Reducing paper waste
The construction industry is notoriously under-digitised. However, interest from US investors is set to help the industry embrace innovation, boosting efficiency in the sector.
During the COVID-19 pandemic it has been more apparent than ever, that businesses need to digitalise their systems. Those able to make the switch to a digital system see the greatest benefits in admin and planning tasks, thanks to real-time collaboration, meaning all teams can view and edit documents simultaneously, minimising delays and down-time during projects.
Consider switching to digital data management systems and incorporating AI and BIM into your projects to drive efficiency – saving on paper and reducing time spent on admin tasks, allowing you to be more productive and speeding up time to site.
BIM systems include 3D walkable designs which feature all aspects of the construction process, including the technical work like electrical wiring and plumbing.
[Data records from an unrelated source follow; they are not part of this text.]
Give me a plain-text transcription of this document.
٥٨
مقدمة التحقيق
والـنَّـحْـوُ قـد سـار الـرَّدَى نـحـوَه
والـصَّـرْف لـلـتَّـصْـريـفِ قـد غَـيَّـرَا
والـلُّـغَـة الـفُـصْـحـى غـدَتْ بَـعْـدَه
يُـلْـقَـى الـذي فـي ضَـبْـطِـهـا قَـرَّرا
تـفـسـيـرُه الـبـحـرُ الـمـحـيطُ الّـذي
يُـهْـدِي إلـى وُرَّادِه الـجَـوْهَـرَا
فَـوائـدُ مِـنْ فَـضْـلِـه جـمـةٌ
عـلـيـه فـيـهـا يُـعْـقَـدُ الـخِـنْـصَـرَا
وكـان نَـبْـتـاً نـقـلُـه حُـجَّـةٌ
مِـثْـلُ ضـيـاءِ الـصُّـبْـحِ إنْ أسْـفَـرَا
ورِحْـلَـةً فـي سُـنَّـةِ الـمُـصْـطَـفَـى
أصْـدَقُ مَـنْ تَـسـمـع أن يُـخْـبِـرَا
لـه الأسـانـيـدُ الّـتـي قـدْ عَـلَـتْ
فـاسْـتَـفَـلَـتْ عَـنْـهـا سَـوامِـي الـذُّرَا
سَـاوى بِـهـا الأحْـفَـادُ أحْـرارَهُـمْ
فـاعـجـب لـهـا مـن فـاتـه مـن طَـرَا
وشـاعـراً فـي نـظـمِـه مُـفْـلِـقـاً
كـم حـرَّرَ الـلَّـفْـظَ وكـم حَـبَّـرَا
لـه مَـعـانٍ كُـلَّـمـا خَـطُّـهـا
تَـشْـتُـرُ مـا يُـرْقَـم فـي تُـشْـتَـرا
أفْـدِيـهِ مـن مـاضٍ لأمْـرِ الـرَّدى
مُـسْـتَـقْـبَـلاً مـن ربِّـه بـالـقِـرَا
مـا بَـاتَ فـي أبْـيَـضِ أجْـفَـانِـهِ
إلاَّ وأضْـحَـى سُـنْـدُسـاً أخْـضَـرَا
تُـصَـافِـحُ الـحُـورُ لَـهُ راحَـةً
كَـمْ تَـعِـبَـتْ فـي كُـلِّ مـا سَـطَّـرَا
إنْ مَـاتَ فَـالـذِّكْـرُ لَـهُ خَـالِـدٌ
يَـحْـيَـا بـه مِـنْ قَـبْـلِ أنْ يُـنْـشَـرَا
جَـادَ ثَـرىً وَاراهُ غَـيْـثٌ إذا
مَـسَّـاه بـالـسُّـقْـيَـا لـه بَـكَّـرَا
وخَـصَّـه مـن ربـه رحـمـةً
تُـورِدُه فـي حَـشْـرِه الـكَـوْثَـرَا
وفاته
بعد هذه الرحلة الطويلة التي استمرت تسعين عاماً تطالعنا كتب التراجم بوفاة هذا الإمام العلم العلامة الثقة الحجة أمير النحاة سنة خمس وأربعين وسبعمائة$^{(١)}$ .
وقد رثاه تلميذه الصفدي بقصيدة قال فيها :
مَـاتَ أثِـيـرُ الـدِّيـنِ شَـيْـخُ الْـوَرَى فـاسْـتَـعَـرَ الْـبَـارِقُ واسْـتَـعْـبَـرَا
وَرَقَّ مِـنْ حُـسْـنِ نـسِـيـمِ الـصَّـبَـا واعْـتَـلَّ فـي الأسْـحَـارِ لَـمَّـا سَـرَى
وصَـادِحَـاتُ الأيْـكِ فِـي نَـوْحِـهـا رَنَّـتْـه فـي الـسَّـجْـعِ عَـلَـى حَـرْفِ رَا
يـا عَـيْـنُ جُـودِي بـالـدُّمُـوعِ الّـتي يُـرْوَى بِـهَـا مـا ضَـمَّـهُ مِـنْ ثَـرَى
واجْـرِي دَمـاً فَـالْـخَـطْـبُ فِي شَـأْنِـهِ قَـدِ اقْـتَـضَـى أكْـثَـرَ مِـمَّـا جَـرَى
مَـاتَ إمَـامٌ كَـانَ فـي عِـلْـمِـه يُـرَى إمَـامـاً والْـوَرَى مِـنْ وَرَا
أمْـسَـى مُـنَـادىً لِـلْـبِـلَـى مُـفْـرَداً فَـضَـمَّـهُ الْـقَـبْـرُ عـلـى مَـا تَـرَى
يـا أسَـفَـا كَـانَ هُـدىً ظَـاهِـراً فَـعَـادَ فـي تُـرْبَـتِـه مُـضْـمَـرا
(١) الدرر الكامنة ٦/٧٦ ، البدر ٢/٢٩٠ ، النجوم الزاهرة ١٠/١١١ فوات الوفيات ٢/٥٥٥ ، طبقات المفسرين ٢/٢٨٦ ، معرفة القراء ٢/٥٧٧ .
Planning these more accurately in the design phase means less material waste in the building phase.
The system also assists everything from quantifying resources, to scheduling plans and cost calculation. All of this can be edited by different departments in real-time, keeping everyone up to date.
This means a reduction in labour costs, time spent on site, noise pollution, carbon emissions, and material waste as projects are fine-tuned by the time it comes to building.
And with 96 percent of industries planning to implement BIM within 5 years, those who refuse to make the leap to digital systems risk getting left behind the competition.